The Caller was the first to report the allegations back in November. The senator has denied them, saying that they were "smears" to hinder his reelection. The Caller posted video of two women claiming that Menendez contacted them for escort services. Now, two other outlets are reporting that one of the women was paid to make the claims against Menendez.

The Washington Post reported Monday that the escort, Nexis de los Santos Santana, signed an affidavit stating that a lawyer gave her a script and paid her to read the claims out loud.

ABC News additionally said that both it and the Caller spoke to the woman in November, and that she was brought to them by GOP operatives: "Last fall, Republican operatives, who insisted on anonymity, helped arrange the woman's appearance, along with two additional women, in back-to-back, on-line interviews with ABC News and a conservative news website, the Daily Caller." The network said that it did not initially report on the claims due to "doubts about the women's veracity and identity."

The Caller responded on Tuesday, alleging that the woman interviewed by The Washington Post was not the same person it spoke to. "The Washington Post falsely reported a story yesterday claiming our source had recanted her statement, without contacting The Daily Caller for comment before posting," the website said in a statement. "In reality, the prostitute in the Post’s story does not appear to be one of the women we interviewed in 2012."

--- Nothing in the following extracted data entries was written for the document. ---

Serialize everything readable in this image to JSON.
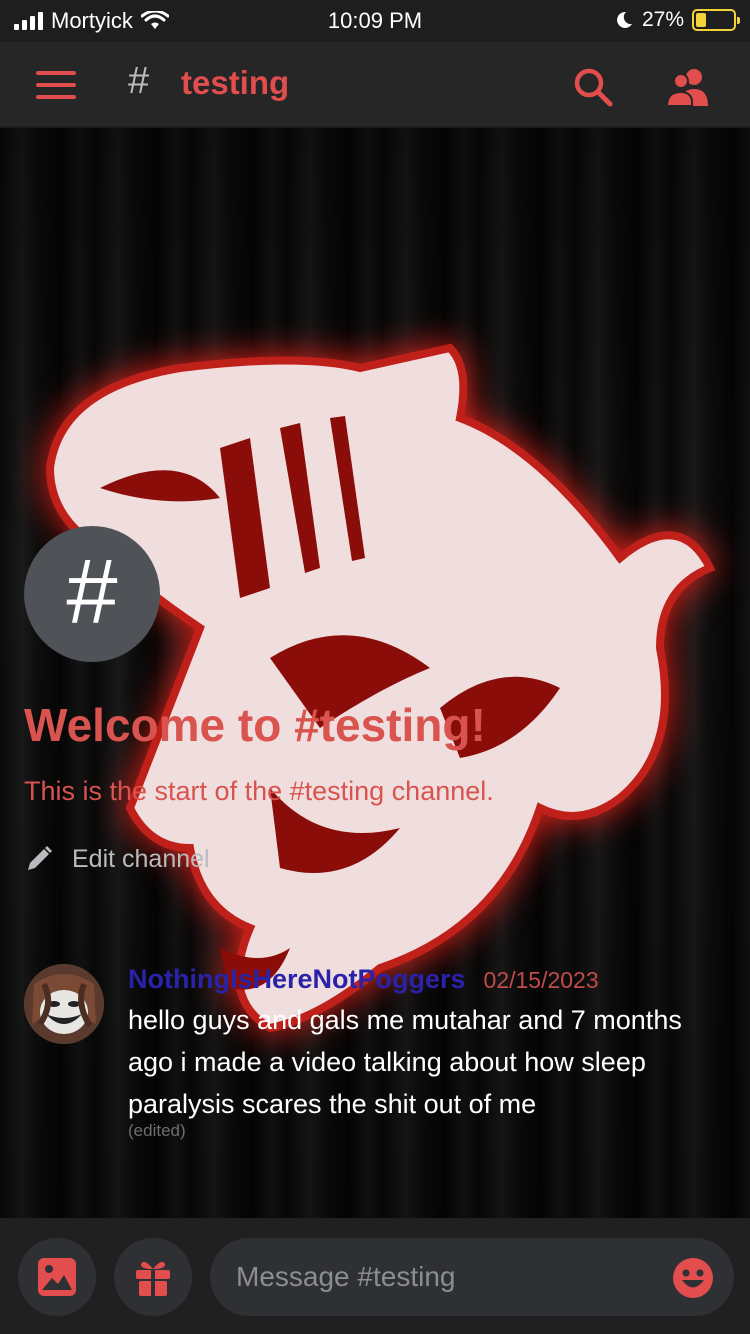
{
  "status_bar": {
    "carrier": "Mortyick",
    "time": "10:09 PM",
    "battery_percent": "27%",
    "battery_level": 0.27
  },
  "header": {
    "hash_symbol": "#",
    "channel_name": "testing"
  },
  "channel_intro": {
    "avatar_symbol": "#",
    "welcome_title": "Welcome to #testing!",
    "welcome_subtitle": "This is the start of the #testing channel.",
    "edit_label": "Edit channel"
  },
  "messages": [
    {
      "author": "NothingIsHereNotPoggers",
      "timestamp": "02/15/2023",
      "text": "hello guys and gals me mutahar and 7 months ago i made a video talking about how sleep paralysis scares the shit out of me",
      "edited_label": "(edited)"
    }
  ],
  "composer": {
    "placeholder": "Message #testing"
  },
  "icons": {
    "menu": "menu-icon",
    "search": "search-icon",
    "members": "members-icon",
    "pencil": "pencil-icon",
    "image": "image-icon",
    "gift": "gift-icon",
    "emoji": "emoji-icon"
  },
  "colors": {
    "accent": "#e24d4d",
    "author": "#2a22a8",
    "timestamp": "#c24a4a",
    "background": "#262627"
  }
}
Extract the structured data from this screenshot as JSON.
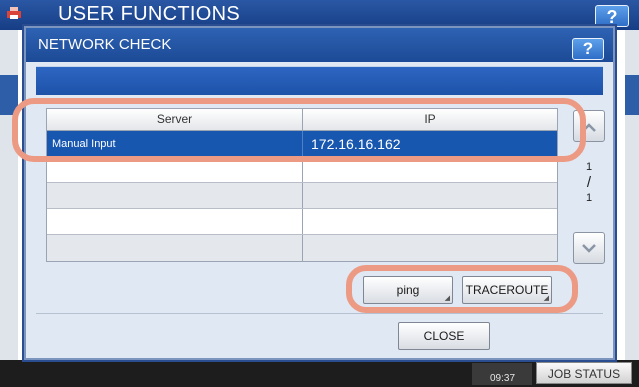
{
  "background": {
    "title": "USER FUNCTIONS",
    "help_label": "?",
    "time": "09:37",
    "job_status_label": "JOB STATUS"
  },
  "dialog": {
    "title": "NETWORK CHECK",
    "help_label": "?"
  },
  "table": {
    "columns": [
      "Server",
      "IP"
    ],
    "rows": [
      {
        "server": "Manual Input",
        "ip": "172.16.16.162",
        "selected": true
      },
      {
        "server": "",
        "ip": ""
      },
      {
        "server": "",
        "ip": ""
      },
      {
        "server": "",
        "ip": ""
      },
      {
        "server": "",
        "ip": ""
      }
    ]
  },
  "pagination": {
    "current": "1",
    "separator": "/",
    "total": "1"
  },
  "buttons": {
    "ping": "ping",
    "traceroute": "TRACEROUTE",
    "close": "CLOSE"
  },
  "icons": {
    "up": "chevron-up-icon",
    "down": "chevron-down-icon",
    "app": "printer-icon"
  },
  "colors": {
    "accent": "#1757b0",
    "title_bar": "#1c4a96",
    "highlight": "#ec9a83"
  }
}
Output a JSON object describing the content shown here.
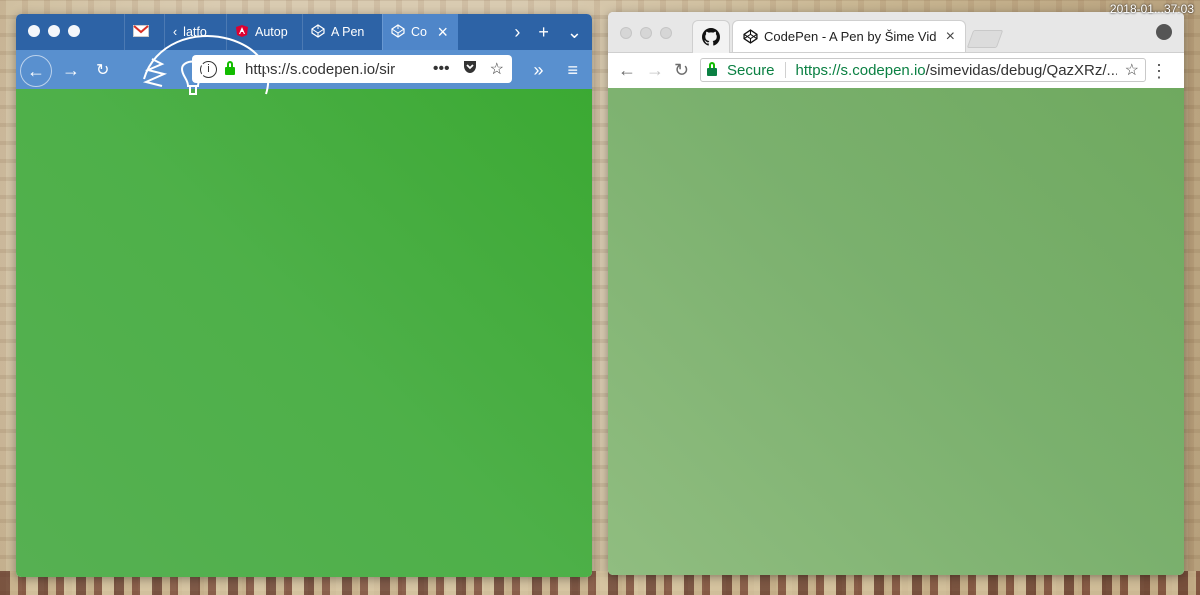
{
  "desktop": {
    "clock": "2018-01...37:03"
  },
  "firefox": {
    "tabs": [
      {
        "label": "",
        "icon": "gmail-icon"
      },
      {
        "label": "latfo",
        "icon": "back-arrow-icon"
      },
      {
        "label": "Autop",
        "icon": "angular-icon"
      },
      {
        "label": "A Pen",
        "icon": "codepen-icon"
      },
      {
        "label": "Co",
        "icon": "codepen-icon",
        "active": true
      }
    ],
    "address_bar": {
      "url_display": "https://s.codepen.io/sir",
      "more_label": "•••"
    }
  },
  "chrome": {
    "tab": {
      "title": "CodePen - A Pen by Šime Vidas",
      "icon": "codepen-icon"
    },
    "omnibox": {
      "security_label": "Secure",
      "url_base": "https://s.codepen.io",
      "url_path": "/simevidas/debug/QazXRz/..."
    }
  },
  "colors": {
    "firefox_page_green": "#3ba933",
    "chrome_page_green": "#7ab06d",
    "firefox_tabbar": "#2d63a6",
    "firefox_navbar": "#5990cf"
  }
}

The Post is standing by its reporting, as is the Caller. Tucker Carlson, editor-in-chief of The Daily Caller, also told The Washington Post's Erik Wemple, "The Post’s piece is wrong."

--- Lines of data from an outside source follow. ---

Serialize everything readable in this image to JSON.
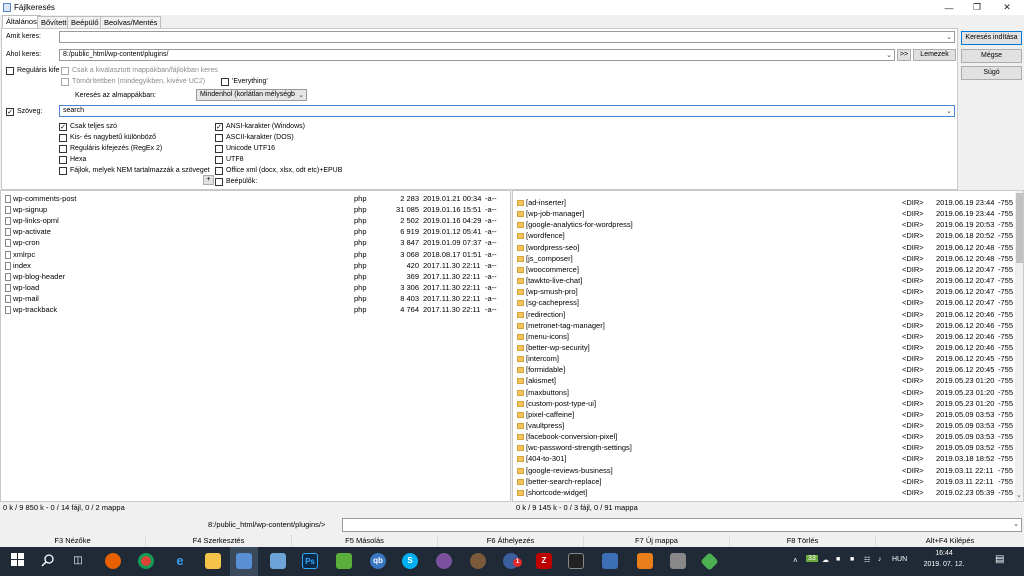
{
  "window": {
    "title": "Fájlkeresés"
  },
  "tabs": [
    {
      "label": "Általános"
    },
    {
      "label": "Bővített"
    },
    {
      "label": "Beépülő"
    },
    {
      "label": "Beolvas/Mentés"
    }
  ],
  "form": {
    "search_for_label": "Amit keres:",
    "search_for_value": "",
    "search_in_label": "Ahol keres:",
    "search_in_value": "8:/public_html/wp-content/plugins/",
    "browse_btn": ">>",
    "drives_btn": "Lemezek",
    "regex_label": "Reguláris kife",
    "only_selected_label": "Csak a kiválasztott mappákban/fájlokban keres",
    "compressed_label": "Tömörítettben (mindegyikben, kivéve UC2)",
    "everything_label": "'Everything'",
    "subdirs_label": "Keresés az almappákban:",
    "subdirs_value": "Mindenhol (korlátlan mélységb",
    "text_label": "Szöveg:",
    "text_value": "search"
  },
  "text_options_left": [
    {
      "label": "Csak teljes szó",
      "checked": true
    },
    {
      "label": "Kis- és nagybetű különböző",
      "checked": false
    },
    {
      "label": "Reguláris kifejezés (RegEx 2)",
      "checked": false
    },
    {
      "label": "Hexa",
      "checked": false
    },
    {
      "label": "Fájlok, melyek NEM tartalmazzák a szöveget",
      "checked": false
    }
  ],
  "text_options_right": [
    {
      "label": "ANSI-karakter (Windows)",
      "checked": true
    },
    {
      "label": "ASCII-karakter (DOS)",
      "checked": false
    },
    {
      "label": "Unicode UTF16",
      "checked": false
    },
    {
      "label": "UTF8",
      "checked": false
    },
    {
      "label": "Office xml (docx, xlsx, odt etc)+EPUB",
      "checked": false
    },
    {
      "label": "Beépülők:",
      "checked": false
    }
  ],
  "plus_btn": "+",
  "right_buttons": {
    "start": "Keresés indítása",
    "cancel": "Mégse",
    "help": "Súgó"
  },
  "left_files": [
    {
      "name": "wp-comments-post",
      "ext": "php",
      "size": "2 283",
      "date": "2019.01.21 00:34",
      "attr": "-a--"
    },
    {
      "name": "wp-signup",
      "ext": "php",
      "size": "31 085",
      "date": "2019.01.16 15:51",
      "attr": "-a--"
    },
    {
      "name": "wp-links-opml",
      "ext": "php",
      "size": "2 502",
      "date": "2019.01.16 04:29",
      "attr": "-a--"
    },
    {
      "name": "wp-activate",
      "ext": "php",
      "size": "6 919",
      "date": "2019.01.12 05:41",
      "attr": "-a--"
    },
    {
      "name": "wp-cron",
      "ext": "php",
      "size": "3 847",
      "date": "2019.01.09 07:37",
      "attr": "-a--"
    },
    {
      "name": "xmlrpc",
      "ext": "php",
      "size": "3 068",
      "date": "2018.08.17 01:51",
      "attr": "-a--"
    },
    {
      "name": "index",
      "ext": "php",
      "size": "420",
      "date": "2017.11.30 22:11",
      "attr": "-a--"
    },
    {
      "name": "wp-blog-header",
      "ext": "php",
      "size": "369",
      "date": "2017.11.30 22:11",
      "attr": "-a--"
    },
    {
      "name": "wp-load",
      "ext": "php",
      "size": "3 306",
      "date": "2017.11.30 22:11",
      "attr": "-a--"
    },
    {
      "name": "wp-mail",
      "ext": "php",
      "size": "8 403",
      "date": "2017.11.30 22:11",
      "attr": "-a--"
    },
    {
      "name": "wp-trackback",
      "ext": "php",
      "size": "4 764",
      "date": "2017.11.30 22:11",
      "attr": "-a--"
    }
  ],
  "right_dirs": [
    {
      "name": "[ad-inserter]",
      "type": "<DIR>",
      "date": "2019.06.19 23:44",
      "attr": "-755"
    },
    {
      "name": "[wp-job-manager]",
      "type": "<DIR>",
      "date": "2019.06.19 23:44",
      "attr": "-755"
    },
    {
      "name": "[google-analytics-for-wordpress]",
      "type": "<DIR>",
      "date": "2019.06.19 20:53",
      "attr": "-755"
    },
    {
      "name": "[wordfence]",
      "type": "<DIR>",
      "date": "2019.06.18 20:52",
      "attr": "-755"
    },
    {
      "name": "[wordpress-seo]",
      "type": "<DIR>",
      "date": "2019.06.12 20:48",
      "attr": "-755"
    },
    {
      "name": "[js_composer]",
      "type": "<DIR>",
      "date": "2019.06.12 20:48",
      "attr": "-755"
    },
    {
      "name": "[woocommerce]",
      "type": "<DIR>",
      "date": "2019.06.12 20:47",
      "attr": "-755"
    },
    {
      "name": "[tawkto-live-chat]",
      "type": "<DIR>",
      "date": "2019.06.12 20:47",
      "attr": "-755"
    },
    {
      "name": "[wp-smush-pro]",
      "type": "<DIR>",
      "date": "2019.06.12 20:47",
      "attr": "-755"
    },
    {
      "name": "[sg-cachepress]",
      "type": "<DIR>",
      "date": "2019.06.12 20:47",
      "attr": "-755"
    },
    {
      "name": "[redirection]",
      "type": "<DIR>",
      "date": "2019.06.12 20:46",
      "attr": "-755"
    },
    {
      "name": "[metronet-tag-manager]",
      "type": "<DIR>",
      "date": "2019.06.12 20:46",
      "attr": "-755"
    },
    {
      "name": "[menu-icons]",
      "type": "<DIR>",
      "date": "2019.06.12 20:46",
      "attr": "-755"
    },
    {
      "name": "[better-wp-security]",
      "type": "<DIR>",
      "date": "2019.06.12 20:46",
      "attr": "-755"
    },
    {
      "name": "[intercom]",
      "type": "<DIR>",
      "date": "2019.06.12 20:45",
      "attr": "-755"
    },
    {
      "name": "[formidable]",
      "type": "<DIR>",
      "date": "2019.06.12 20:45",
      "attr": "-755"
    },
    {
      "name": "[akismet]",
      "type": "<DIR>",
      "date": "2019.05.23 01:20",
      "attr": "-755"
    },
    {
      "name": "[maxbuttons]",
      "type": "<DIR>",
      "date": "2019.05.23 01:20",
      "attr": "-755"
    },
    {
      "name": "[custom-post-type-ui]",
      "type": "<DIR>",
      "date": "2019.05.23 01:20",
      "attr": "-755"
    },
    {
      "name": "[pixel-caffeine]",
      "type": "<DIR>",
      "date": "2019.05.09 03:53",
      "attr": "-755"
    },
    {
      "name": "[vaultpress]",
      "type": "<DIR>",
      "date": "2019.05.09 03:53",
      "attr": "-755"
    },
    {
      "name": "[facebook-conversion-pixel]",
      "type": "<DIR>",
      "date": "2019.05.09 03:53",
      "attr": "-755"
    },
    {
      "name": "[wc-password-strength-settings]",
      "type": "<DIR>",
      "date": "2019.05.09 03:52",
      "attr": "-755"
    },
    {
      "name": "[404-to-301]",
      "type": "<DIR>",
      "date": "2019.03.18 18:52",
      "attr": "-755"
    },
    {
      "name": "[google-reviews-business]",
      "type": "<DIR>",
      "date": "2019.03.11 22:11",
      "attr": "-755"
    },
    {
      "name": "[better-search-replace]",
      "type": "<DIR>",
      "date": "2019.03.11 22:11",
      "attr": "-755"
    },
    {
      "name": "[shortcode-widget]",
      "type": "<DIR>",
      "date": "2019.02.23 05:39",
      "attr": "-755"
    }
  ],
  "status": {
    "left": "0 k / 9 850 k - 0 / 14 fájl, 0 / 2 mappa",
    "right": "0 k / 9 145 k - 0 / 3 fájl, 0 / 91 mappa"
  },
  "cmdline": {
    "path": "8:/public_html/wp-content/plugins/>",
    "value": ""
  },
  "fkeys": [
    "F3 Nézőke",
    "F4 Szerkesztés",
    "F5 Másolás",
    "F6 Áthelyezés",
    "F7 Új mappa",
    "F8 Törlés",
    "Alt+F4 Kilépés"
  ],
  "taskbar": {
    "lang": "HUN",
    "time": "16:44",
    "date": "2019. 07. 12.",
    "badge": "33",
    "mail_badge": "1",
    "icons": [
      "windows-icon",
      "search-icon",
      "task-view-icon",
      "firefox-icon",
      "chrome-icon",
      "edge-icon",
      "file-explorer-icon",
      "save-disk-icon",
      "notepad-icon",
      "photoshop-icon",
      "paint-icon",
      "qbittorrent-icon",
      "skype-icon",
      "viber-icon",
      "teamviewer-icon",
      "mail-icon",
      "filezilla-icon",
      "terminal-icon",
      "network-icon",
      "ccleaner-icon",
      "vpn-icon"
    ]
  },
  "colors": {
    "accent": "#0078d7",
    "taskbar": "#1f2a36",
    "folder": "#f2c55c"
  }
}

The two outlets also disagreed over whether Post reporter Carol Leonnig reached out to the Caller before publishing her piece. Loennig wrote in her article that Carlson "did not reply to phone calls and e-mails requesting comment." Meanwhile, the Caller said that Leonnig's first email to Tucker was sent on Monday night after the original story was posted. A spokesperson for the Post said that the newspaper stands by Loennig's reporting, and her attempts to contact Carlson by phone and by e-mail.

The Caller fired back Tuesday afternoon, seizing on an edit to the Post's report. The phrase "the women’s videotaped claims, with their faces obscured, were played on the conservative Web site The Daily Caller" had been changed to "the videotaped claims of two women, made with their faces obscured, were posted on the conservative Web site the Daily Caller." The website claimed that the Post "deleted its explicit claim" that the woman who recanted her allegation was the same person in the video.